Se ainda resta alguma dúvida de que nós, cachorros da represa, temos tanta importância histórico-cultural para a cidade quanto as casinhas do Centro, a Festa do Rosário ou o caldinho do João Abrão, então é porque você não sabe nada de Catalão ou apenas não tem amor nos bichinhos. Não, não adianta fingir que não nos conhece. Você já nos viu, já cruzou por nós e talvez até tenha sentido dó da gente.
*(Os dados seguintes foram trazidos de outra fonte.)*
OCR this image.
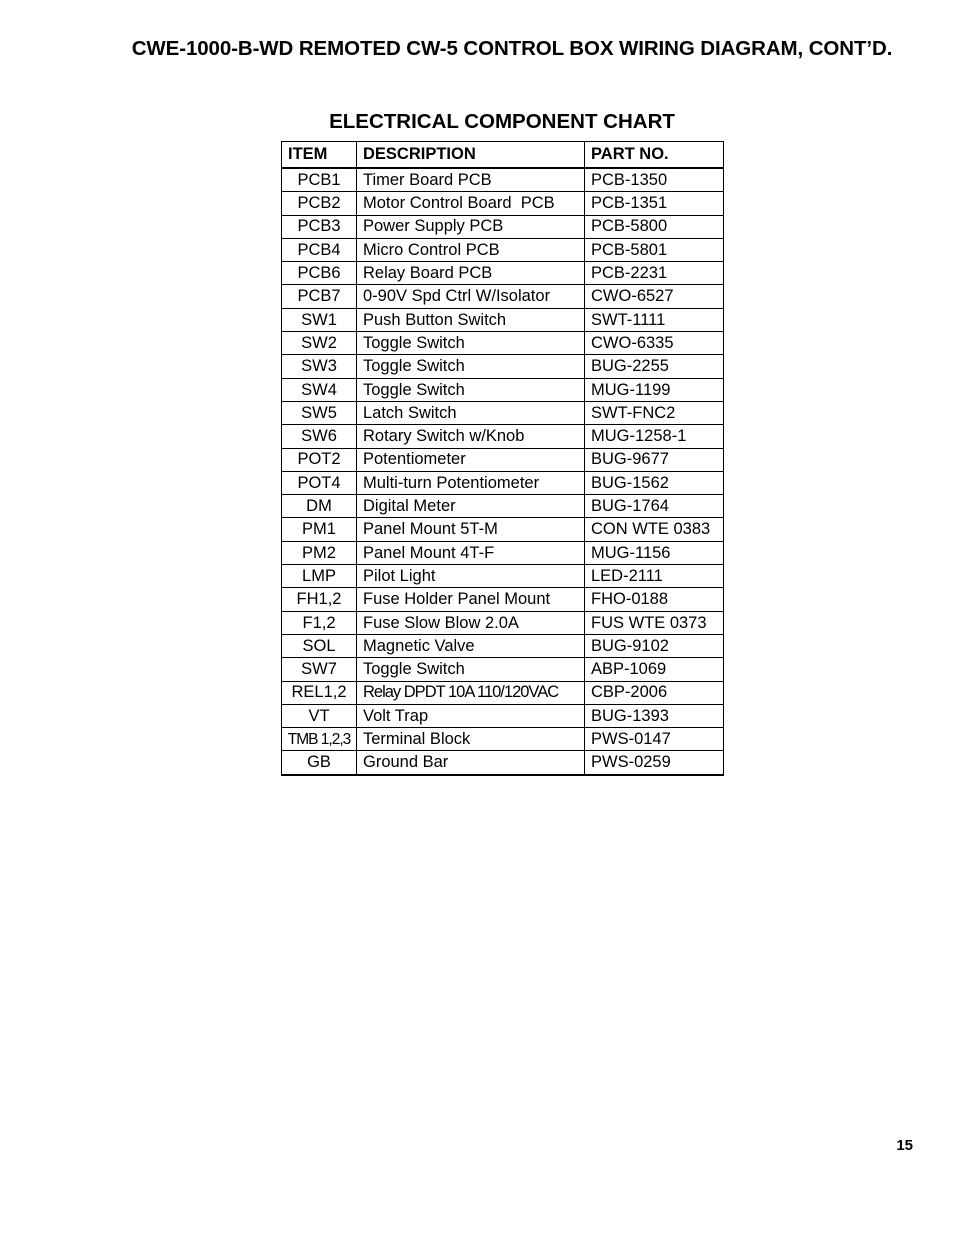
CWE-1000-B-WD REMOTED CW-5 CONTROL BOX WIRING DIAGRAM, CONT’D.
ELECTRICAL COMPONENT CHART
ITEM	DESCRIPTION	PART NO.
PCB1	Timer Board PCB	PCB-1350
PCB2	Motor Control Board  PCB	PCB-1351
PCB3	Power Supply PCB	PCB-5800
PCB4	Micro Control PCB	PCB-5801
PCB6	Relay Board PCB	PCB-2231
PCB7	0-90V Spd Ctrl W/Isolator	CWO-6527
SW1	Push Button Switch	SWT-1111
SW2	Toggle Switch	CWO-6335
SW3	Toggle Switch	BUG-2255
SW4	Toggle Switch	MUG-1199
SW5	Latch Switch	SWT-FNC2
SW6	Rotary Switch w/Knob	MUG-1258-1
POT2	Potentiometer	BUG-9677
POT4	Multi-turn Potentiometer	BUG-1562
DM	Digital Meter	BUG-1764
PM1	Panel Mount 5T-M	CON WTE 0383
PM2	Panel Mount 4T-F	MUG-1156
LMP	Pilot Light	LED-2111
FH1,2	Fuse Holder Panel Mount	FHO-0188
F1,2	Fuse Slow Blow 2.0A	FUS WTE 0373
SOL	Magnetic Valve	BUG-9102
SW7	Toggle Switch	ABP-1069
REL1,2	Relay DPDT 10A 110/120VAC	CBP-2006
VT	Volt Trap	BUG-1393
TMB 1,2,3	Terminal Block	PWS-0147
GB	Ground Bar	PWS-0259
15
Você pode ter feito um carinho mínimo na nossa cabeça e oferecido um resto de carne, ou então nos tacado brita no lombo e dado risada quando o rapaz do espetinho nos enxotou — gente bruta é o que não falta por aqui. Agora, dizer que não conhece os cachorros da represa, nem que não merecemos nosso tantinho de renome? Aí não é coisa de gente bruta, é coisa de gente metida a besta. A sorte desse povo é que somos cachorros, Canis familiaris, criaturas por natureza gentis. É só por essa razão que vou esquecer por dois minutos todo a indiferença que recebemos por gerações e explicar, sem latidos ou rosnados, de uma vez por todas, quem nós somos.

Sim, somos cachorros: vira-latas e importantíssimos. Sim, somos cachorros: de todo mundo e de ninguém. Sim, somos cachorros: vários e esfomeados. Sim, somos cachorros: cachorros da represa. Nossa história é antiga. Estamos aqui, nesse mesmo lugar, há décadas. Viemos muito antes das nossas colegas capivaras, do rapaz do espetinho ou do povo que fica dando voltas no lago pra emagrecer. Viemos, na verdade, antes mesmo dessa represa do Clube do Povo, da avenida do córrego ou da Velha Matriz. Somos mais antigos que a própria cidade, 185 anos pra nós é pouco, mas quem sabe mesmo dessas histórias antigas são os mais velhos. O que posso dizer é que temos passado, tradição, profissionalismo e muita manha. Só assim pra sobreviver sem comida certa e ainda arriscando levar pedrada.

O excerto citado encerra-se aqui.